Şengal’deki IŞİD zulmünden kaçarak Silopi’ye gelen Êzidilerin yaşam mücadelesi sürerken, savaş bir kez daha çocukları vurdu. Katliamdan kaçarak Silopi’ye gelen aileler ikinci bir şokla karşılaştı. Birçok Êzidi kadın sınırı geçerken, aralarında 4 aylık, 1 yaşında ve 2 yaşındaki çocuklar pasaportları olmadığı için girişlerine izin verilmedi. Güney Kürdistan ve Türkiye’deki yetkililere seslenen Êzidi anneler, bu uygulamanın son bulmasını istedi. 2 yaşındaki bir çocuk ise amcası ile birlikte kaçak yollarla sınırdan geçerken yakalandı. Anne Kasım Heso Belediyenin kurduğu kampta, 2 yaşındaki oğlu Roni ise Silopi’deki Kız Yurdu’nda tutuluyor.
Şengal’deki IŞİD vahşetinden kaçarak Silopi’ye gelen Êzidilerin insanlık dramı devam ediyor. IŞİD saldırıları nedeniyle evinden olan yaklaşık bin 300 Êzidi, Silopi Belediyesinin kurduğu kampta kalıyor.
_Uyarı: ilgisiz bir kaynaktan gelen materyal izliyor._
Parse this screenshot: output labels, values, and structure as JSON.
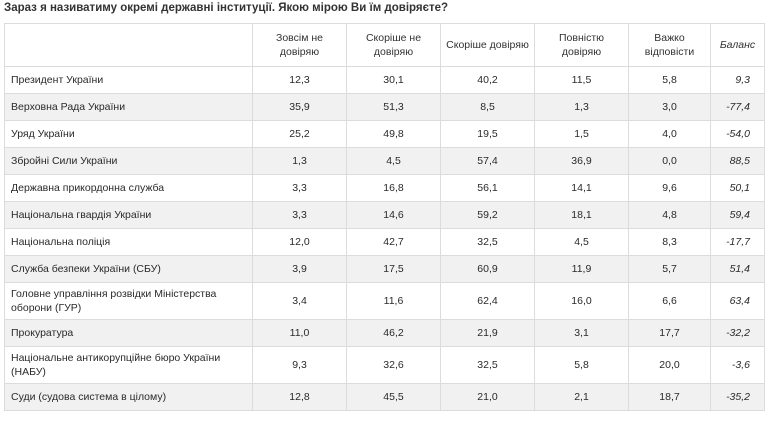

Burada hem sıcaklık, hem hastalıkla mücadele eden Êzidiler, Habur ve Halil İbrahim Gümrük kapısındaki ‘pasaport’ denetimlerinde çocuklarından ayrılmak zorunda kaldı.
Savaş nedeniyle Türkiye’ye geldiklerini belirten Sait Hemo, “Başımıza gelenler yetmiyor gibi birde pasaport şoku ile karşılaştık. 2 yaşında olan Milat adlı çocuğumun pasaportu olmadığı için İbrahim Halil Gümrük Kapısındaki görevliler çocuğumun geçişine izin vermedi. Ben de mecbur kaldığım için çocuğumu amcasına bıraktım. Çocuğum orada tek başına annesinden uzak bir yerde. Böyle bir anlayış olmaz. Zaten çeteler bizi yeterince mağdur ediyor, bide yetkililerin bu tavırları bizleri derinden üzüyor. Biran evvel çocuğumun verilmesini istiyorum” diye konuştu.
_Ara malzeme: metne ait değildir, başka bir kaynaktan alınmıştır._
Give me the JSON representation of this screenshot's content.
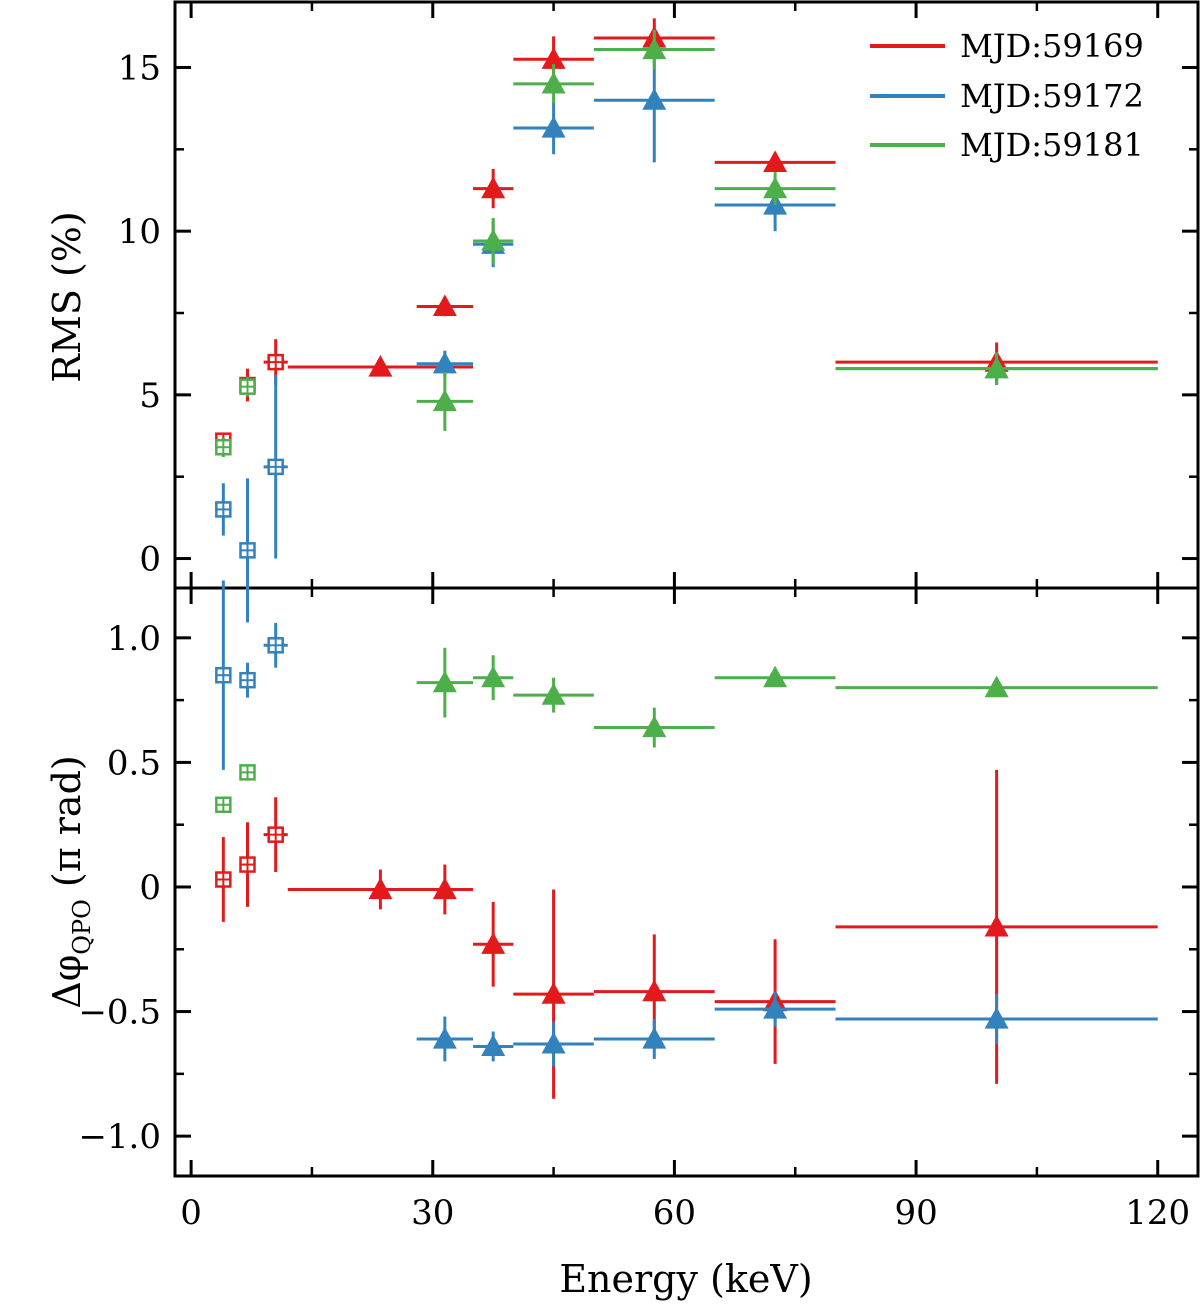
{
  "chart_data": {
    "type": "scatter",
    "x_axis": {
      "label": "Energy (keV)",
      "range": [
        -2,
        125
      ],
      "ticks": [
        0,
        30,
        60,
        90,
        120
      ],
      "tick_labels": [
        "0",
        "30",
        "60",
        "90",
        "120"
      ]
    },
    "legend": {
      "placement": "top-right",
      "entries": [
        {
          "name": "MJD:59169",
          "color": "#e31a1c"
        },
        {
          "name": "MJD:59172",
          "color": "#3182bd"
        },
        {
          "name": "MJD:59181",
          "color": "#4daf4a"
        }
      ]
    },
    "panels": [
      {
        "id": "rms",
        "ylabel": "RMS (%)",
        "ylim": [
          -0.9,
          17.0
        ],
        "yticks": [
          0,
          5,
          10,
          15
        ],
        "ytick_labels": [
          "0",
          "5",
          "10",
          "15"
        ],
        "series": [
          {
            "name": "MJD:59169",
            "color": "#e31a1c",
            "points": [
              {
                "x": 4.0,
                "xerr": 1.0,
                "y": 3.6,
                "yerr": 0.2,
                "marker": "square"
              },
              {
                "x": 7.0,
                "xerr": 1.0,
                "y": 5.3,
                "yerr": 0.5,
                "marker": "square"
              },
              {
                "x": 10.5,
                "xerr": 1.5,
                "y": 6.0,
                "yerr": 0.7,
                "marker": "square"
              },
              {
                "x": 23.5,
                "xerr": 11.5,
                "y": 5.85,
                "yerr": 0.1,
                "marker": "triangle"
              },
              {
                "x": 31.5,
                "xerr": 3.5,
                "y": 7.7,
                "yerr": 0.3,
                "marker": "triangle"
              },
              {
                "x": 37.5,
                "xerr": 2.5,
                "y": 11.3,
                "yerr": 0.6,
                "marker": "triangle"
              },
              {
                "x": 45.0,
                "xerr": 5.0,
                "y": 15.25,
                "yerr": 0.7,
                "marker": "triangle"
              },
              {
                "x": 57.5,
                "xerr": 7.5,
                "y": 15.9,
                "yerr": 0.6,
                "marker": "triangle"
              },
              {
                "x": 72.5,
                "xerr": 7.5,
                "y": 12.1,
                "yerr": 0.3,
                "marker": "triangle"
              },
              {
                "x": 100.0,
                "xerr": 20.0,
                "y": 6.0,
                "yerr": 0.6,
                "marker": "triangle"
              }
            ]
          },
          {
            "name": "MJD:59172",
            "color": "#3182bd",
            "points": [
              {
                "x": 4.0,
                "xerr": 1.0,
                "y": 1.5,
                "yerr": 0.8,
                "marker": "square"
              },
              {
                "x": 7.0,
                "xerr": 1.0,
                "y": 0.25,
                "yerr": 2.2,
                "marker": "square"
              },
              {
                "x": 10.5,
                "xerr": 1.5,
                "y": 2.8,
                "yerr": 2.8,
                "marker": "square"
              },
              {
                "x": 31.5,
                "xerr": 3.5,
                "y": 5.95,
                "yerr": 0.4,
                "marker": "triangle"
              },
              {
                "x": 37.5,
                "xerr": 2.5,
                "y": 9.6,
                "yerr": 0.7,
                "marker": "triangle"
              },
              {
                "x": 45.0,
                "xerr": 5.0,
                "y": 13.15,
                "yerr": 0.8,
                "marker": "triangle"
              },
              {
                "x": 57.5,
                "xerr": 7.5,
                "y": 14.0,
                "yerr": 1.9,
                "marker": "triangle"
              },
              {
                "x": 72.5,
                "xerr": 7.5,
                "y": 10.8,
                "yerr": 0.8,
                "marker": "triangle"
              },
              {
                "x": 100.0,
                "xerr": 20.0,
                "y": 5.8,
                "yerr": 0.5,
                "marker": "triangle"
              }
            ]
          },
          {
            "name": "MJD:59181",
            "color": "#4daf4a",
            "points": [
              {
                "x": 4.0,
                "xerr": 1.0,
                "y": 3.4,
                "yerr": 0.3,
                "marker": "square"
              },
              {
                "x": 7.0,
                "xerr": 1.0,
                "y": 5.25,
                "yerr": 0.3,
                "marker": "square"
              },
              {
                "x": 31.5,
                "xerr": 3.5,
                "y": 4.8,
                "yerr": 0.9,
                "marker": "triangle"
              },
              {
                "x": 37.5,
                "xerr": 2.5,
                "y": 9.7,
                "yerr": 0.7,
                "marker": "triangle"
              },
              {
                "x": 45.0,
                "xerr": 5.0,
                "y": 14.5,
                "yerr": 0.6,
                "marker": "triangle"
              },
              {
                "x": 57.5,
                "xerr": 7.5,
                "y": 15.55,
                "yerr": 0.6,
                "marker": "triangle"
              },
              {
                "x": 72.5,
                "xerr": 7.5,
                "y": 11.3,
                "yerr": 0.5,
                "marker": "triangle"
              },
              {
                "x": 100.0,
                "xerr": 20.0,
                "y": 5.8,
                "yerr": 0.5,
                "marker": "triangle"
              }
            ]
          }
        ]
      },
      {
        "id": "phase",
        "ylabel": "Δφ",
        "ylabel_sub": "QPO",
        "ylabel_tail": " (π rad)",
        "ylim": [
          -1.16,
          1.2
        ],
        "yticks": [
          -1.0,
          -0.5,
          0,
          0.5,
          1.0
        ],
        "ytick_labels": [
          "−1.0",
          "−0.5",
          "0",
          "0.5",
          "1.0"
        ],
        "series": [
          {
            "name": "MJD:59169",
            "color": "#e31a1c",
            "points": [
              {
                "x": 4.0,
                "xerr": 1.0,
                "y": 0.03,
                "yerr": 0.17,
                "marker": "square"
              },
              {
                "x": 7.0,
                "xerr": 1.0,
                "y": 0.09,
                "yerr": 0.17,
                "marker": "square"
              },
              {
                "x": 10.5,
                "xerr": 1.5,
                "y": 0.21,
                "yerr": 0.15,
                "marker": "square"
              },
              {
                "x": 23.5,
                "xerr": 11.5,
                "y": -0.01,
                "yerr": 0.08,
                "marker": "triangle"
              },
              {
                "x": 31.5,
                "xerr": 3.5,
                "y": -0.01,
                "yerr": 0.1,
                "marker": "triangle"
              },
              {
                "x": 37.5,
                "xerr": 2.5,
                "y": -0.23,
                "yerr": 0.17,
                "marker": "triangle"
              },
              {
                "x": 45.0,
                "xerr": 5.0,
                "y": -0.43,
                "yerr": 0.42,
                "marker": "triangle"
              },
              {
                "x": 57.5,
                "xerr": 7.5,
                "y": -0.42,
                "yerr": 0.23,
                "marker": "triangle"
              },
              {
                "x": 72.5,
                "xerr": 7.5,
                "y": -0.46,
                "yerr": 0.25,
                "marker": "triangle"
              },
              {
                "x": 100.0,
                "xerr": 20.0,
                "y": -0.16,
                "yerr": 0.63,
                "marker": "triangle"
              }
            ]
          },
          {
            "name": "MJD:59172",
            "color": "#3182bd",
            "points": [
              {
                "x": 4.0,
                "xerr": 1.0,
                "y": 0.85,
                "yerr": 0.38,
                "marker": "square"
              },
              {
                "x": 7.0,
                "xerr": 1.0,
                "y": 0.83,
                "yerr": 0.07,
                "marker": "square"
              },
              {
                "x": 10.5,
                "xerr": 1.5,
                "y": 0.97,
                "yerr": 0.09,
                "marker": "square"
              },
              {
                "x": 31.5,
                "xerr": 3.5,
                "y": -0.61,
                "yerr": 0.09,
                "marker": "triangle"
              },
              {
                "x": 37.5,
                "xerr": 2.5,
                "y": -0.64,
                "yerr": 0.06,
                "marker": "triangle"
              },
              {
                "x": 45.0,
                "xerr": 5.0,
                "y": -0.63,
                "yerr": 0.09,
                "marker": "triangle"
              },
              {
                "x": 57.5,
                "xerr": 7.5,
                "y": -0.61,
                "yerr": 0.08,
                "marker": "triangle"
              },
              {
                "x": 72.5,
                "xerr": 7.5,
                "y": -0.49,
                "yerr": 0.07,
                "marker": "triangle"
              },
              {
                "x": 100.0,
                "xerr": 20.0,
                "y": -0.53,
                "yerr": 0.1,
                "marker": "triangle"
              }
            ]
          },
          {
            "name": "MJD:59181",
            "color": "#4daf4a",
            "points": [
              {
                "x": 4.0,
                "xerr": 1.0,
                "y": 0.33,
                "yerr": 0.03,
                "marker": "square"
              },
              {
                "x": 7.0,
                "xerr": 1.0,
                "y": 0.46,
                "yerr": 0.03,
                "marker": "square"
              },
              {
                "x": 31.5,
                "xerr": 3.5,
                "y": 0.82,
                "yerr": 0.14,
                "marker": "triangle"
              },
              {
                "x": 37.5,
                "xerr": 2.5,
                "y": 0.84,
                "yerr": 0.09,
                "marker": "triangle"
              },
              {
                "x": 45.0,
                "xerr": 5.0,
                "y": 0.77,
                "yerr": 0.07,
                "marker": "triangle"
              },
              {
                "x": 57.5,
                "xerr": 7.5,
                "y": 0.64,
                "yerr": 0.08,
                "marker": "triangle"
              },
              {
                "x": 72.5,
                "xerr": 7.5,
                "y": 0.84,
                "yerr": 0.03,
                "marker": "triangle"
              },
              {
                "x": 100.0,
                "xerr": 20.0,
                "y": 0.8,
                "yerr": 0.03,
                "marker": "triangle"
              }
            ]
          }
        ]
      }
    ]
  }
}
Anne Helef Salih ise, “Yetkililer müsaade etsin çocuğumu göreyim. Bir çocuğun yeri annesinin yeridir. Çocuğum daha küçük ve 4 gündür ondan haber alamıyorum. Mecbur kalmasaydık gelmezdik. Zaxo’dan gelirken oğlum arabada yatıyordu, pasaport engeline takıldığımızda o yatıyordu, onu amcasına verdiğimizi bile görmedi. Ben çocuğumu istiyorum” dedi.
Çocuğunun pasaportu olmadığı için girişine izin verilmediğini belirten Ehlem Sait, “Oğlum Levent pasaportu olmadığı için girişine izin verilmedi. Oğluma 6 gündür süt veremedim. Kocamın pasaportu var, ama çocuğum gelemediği için Zaxo’da kaldı, orada tek başına ona bakıyor. Şu an kocam çocuğuma hem annelik, hem babalık yapıyor. Çocuğumu emzirmem gerekiyor, ama bunu basit bir uygulama nedeniyle yapamıyorum. Umarım bu sorunlar giderilir” diye konuştu.
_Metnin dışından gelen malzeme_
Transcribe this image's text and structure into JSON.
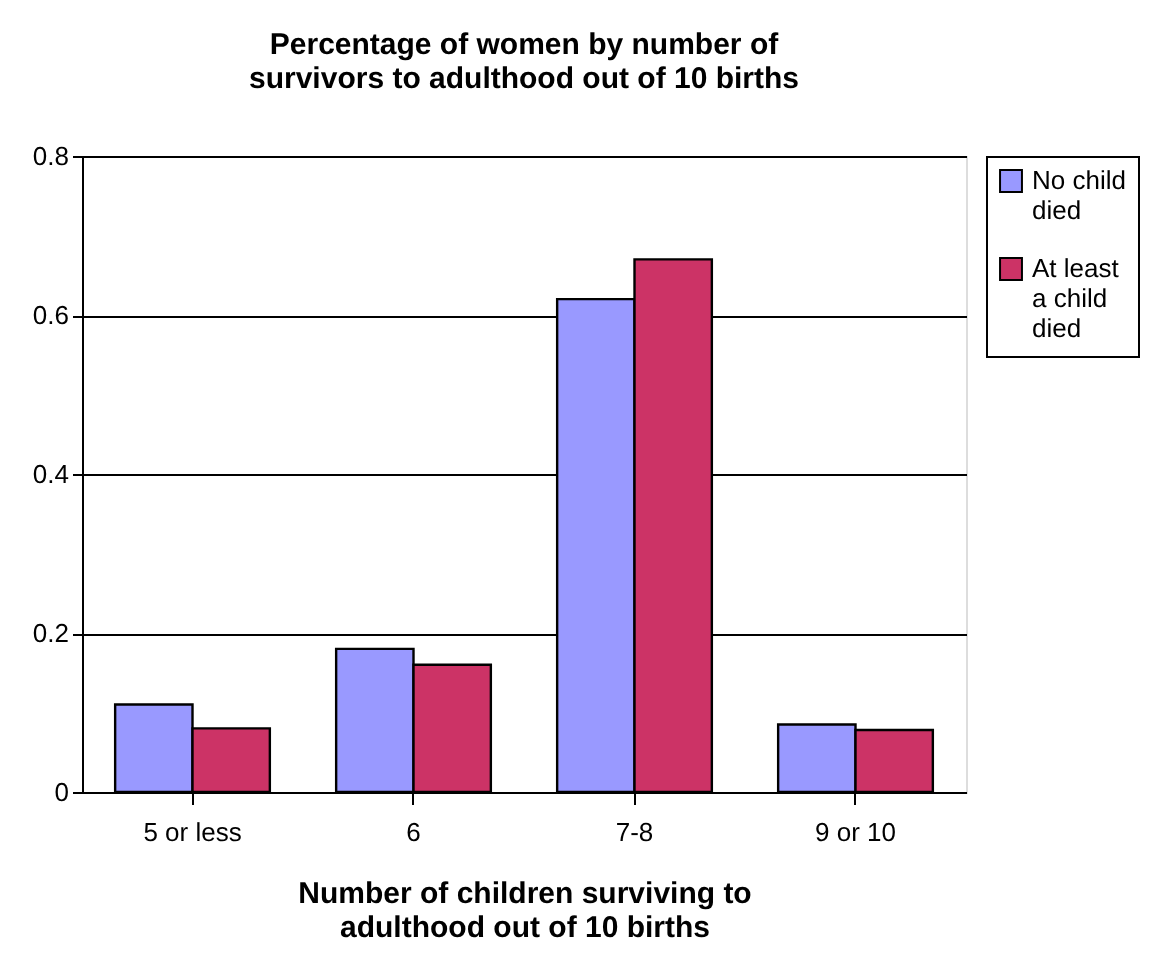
{
  "chart_data": {
    "type": "bar",
    "title": [
      "Percentage of women by number of",
      "survivors to adulthood out of 10 births"
    ],
    "xlabel": [
      "Number of children surviving to",
      "adulthood out of 10 births"
    ],
    "categories": [
      "5 or less",
      "6",
      "7-8",
      "9 or 10"
    ],
    "series": [
      {
        "name": "No child died",
        "color": "#9999ff",
        "values": [
          0.11,
          0.18,
          0.62,
          0.085
        ]
      },
      {
        "name": "At least a child died",
        "color": "#cc3366",
        "values": [
          0.08,
          0.16,
          0.67,
          0.078
        ]
      }
    ],
    "ylim": [
      0,
      0.8
    ],
    "yticks": [
      0,
      0.2,
      0.4,
      0.6,
      0.8
    ],
    "grid": "y",
    "legend": "right"
  }
}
IŞİD saldırısından sonra Türkiye’ye geldiklerini, ancak Hali İbrahim Gümrük Kapısında Serhat adlı 4 aylık çocuğunun pasaportu olmadığı için girişine izin verilmediğini belirten Seysan Öner ise, “Bebeğim daha minicik bir yavru. Günlerdir ondan haber alamıyorum. Böyle bir zulüm dünyanın hiçbir yerinde görülmedi. Oğluma sınırın diğer tarafında bulunan kaynanam bakıyor. Bizi bu hale getirenlerin Allah cezasını versin. Neden bu sivil halka bunca zulmü reva gördüler” şeklinde tepkide bulundu.
Habur Sınır Kapısında yasal yollarla 4 çocuğu ile giriş yapan Mehiye Kasım Heso ise, pasaportu olmayan 2 yaşındaki oğlu Roni İdo’yu amcası Ali’ye bıraktı. Amca ve yeğen sınırda kaçak geçmeye çalışırken Jandarma ekipleri tarafından yakalandı. Küçük çocuk ve amcası Kaymakamlık tarafından Senan İdiz Kız Öğrenci Yurduna yerleştirildi. Çadırda kalan anne Mehiye Kasım Heso, oğlunun kendisine verilmesini istedi. (ANF)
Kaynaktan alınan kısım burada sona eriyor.